Aus rein sprachlicher Sicht hätte eher noch Helene Bockhorst diese Auszeichnung verdient. Doch die gewollt verhuschte Präsentation steht der Poetry-Slammerin im Weg. Ja, klar, es soll Kontraste generieren, wenn die junge Hamburgerin ganz verschüchtert und mit wirklich unterhaltsamer Bildsprache über die Piercings in ihren beiden Brüsten Billy und Bobby spricht – doch die Spannung geht dabei leider verloren. Die wiederum kann Herr Schröder als Deutschlehrer zumindest einigermaßen aufrecht erhalten, während er mit Euphemismen kämpft, weshalb er schließlich den Publikumspreis erhält. Wirklich überzeugend ist aber auch er nicht.

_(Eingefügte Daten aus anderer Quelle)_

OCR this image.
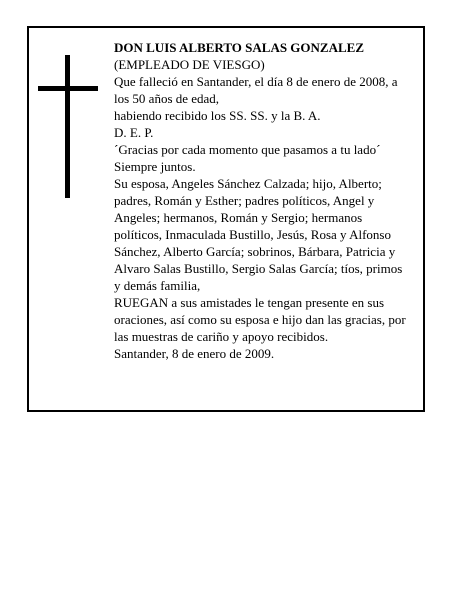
DON LUIS ALBERTO SALAS GONZALEZ
(EMPLEADO DE VIESGO)
Que falleció en Santander, el día 8 de enero de 2008, a
los 50 años de edad,
habiendo recibido los SS. SS. y la B. A.
D. E. P.
´Gracias por cada momento que pasamos a tu lado´
Siempre juntos.
Su esposa, Angeles Sánchez Calzada; hijo, Alberto;
padres, Román y Esther; padres políticos, Angel y
Angeles; hermanos, Román y Sergio; hermanos
políticos, Inmaculada Bustillo, Jesús, Rosa y Alfonso
Sánchez, Alberto García; sobrinos, Bárbara, Patricia y
Alvaro Salas Bustillo, Sergio Salas García; tíos, primos
y demás familia,
RUEGAN a sus amistades le tengan presente en sus
oraciones, así como su esposa e hijo dan las gracias, por
las muestras de cariño y apoyo recibidos.
Santander, 8 de enero de 2009.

Insgesamt wirkt der Prix Pantheon 2018 nicht nur erschreckend schwach, sondern auch erschreckend lustlos. Hugo Egon Balder, der den Ehrenpreis „Reif & Bekloppt“ aus den Händen von Laudator Guido Cantz erhält, scheint der Veranstaltung ebenso entrückt wie das fröhlich singende Lumpenpack, das zwar wieder mal Konfetti wirft, aber noch nicht einmal ansatzweise jene explosive Stimmung zu erzeugen vermag, für die man das Duo sonst so sehr schätzt. Einzig Wilfried Schmickler und Vorjahressiegerin Lisa Eckart setzen Akzente und zeigen, was Kabarett sein kann, wenn man das Fach beherrscht: Gnadenlos scharf und entlarvend, gesellschaftliche Phänomene anprangernd und mit brillantem Wortwitz gegen etablierte Meinungen vorgehend. So geht das. Doch auf derartige Qualitätsunterschiede wird eben nicht mehr geachtet, wie auch der Jubel für das Acoustic Fun Orchestra beweist, nachdem dieses das wohl miserabelste Pop-Medley der letzten zwanzig Jahre heruntergeleiert hat, ohne jegliche Eleganz, ohne Sinn und auch ohne Verstand. Menschen, denen dies gefällt, gefällt auch die Final-Auswahl. Ob das aber ausreicht, sollte ernsthaft bezweifelt werden.